Why does a translated DFA usually not have $2^n$ states?

Question

If we translate an NFA to a DFA, it can have $2^n$ states at the maximum. However, this usually does not happen? Why is that so and what is the condition such that the translated DFA will have $2^n$ states?

Answer 1

The upper bound $2^n$ is indeed achieved by the automaton ${\mathcal A}_n = (Q_n, A, E_n, \{0\}, \{0\})$, with $A = \{a, b\}$, $Q_n = \{0, 1, \ldots, n-1\}$ and \begin{multline*} E_n = \{(i, a, i+1) \mid 0 \leq i \leq n-1\} \cup \{(n-1, a, 0)\} \cup {}\\ \{(i, b, i) \mid 1 \leq i \leq n-1\} \cup \{(i, b, 0) \mid 1 \leq i \leq n-1\}\} \end{multline*}

Now, the problem with your question is that usually is not a mathematical term.
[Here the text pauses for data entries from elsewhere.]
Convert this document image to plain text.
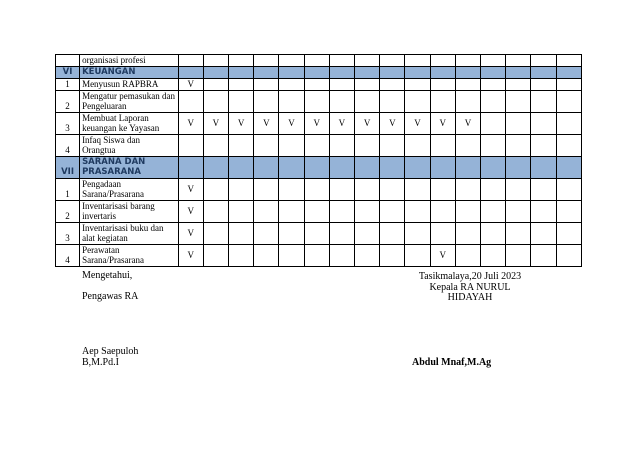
	organisasi profesi																
VI	KEUANGAN																
1	Menyusun RAPBRA	V															
2	Mengatur pemasukan dan Pengeluaran																
3	Membuat Laporan keuangan ke Yayasan	V	V	V	V	V	V	V	V	V	V	V	V				
4	Infaq Siswa dan Orangtua																
VII	SARANA DAN PRASARANA																
1	Pengadaan Sarana/Prasarana	V															
2	Inventarisasi barang invertaris	V															
3	Inventarisasi buku dan alat kegiatan	V															
4	Perawatan Sarana/Prasarana	V										V					
Mengetahui,
Pengawas RA
Aep Saepuloh
B,M.Pd.I
Tasikmalaya,20 Juli 2023
Kepala RA NURUL
HIDAYAH
Abdul Mnaf,M.Ag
It is actually a difficult question to find a rigorous model of random NFA. Such a model is proposed in [1], but the average complexity of the conversion NFA to DFA according to such a model is still an open problem, as far as I can know.

[1] P.C. Héam and J.-L. Joly, On the uniform random generation of non deterministic automata up to isomorphism, Implementation and application of automata, 140-152, LNCS 9223, Springer, Cham, (2015).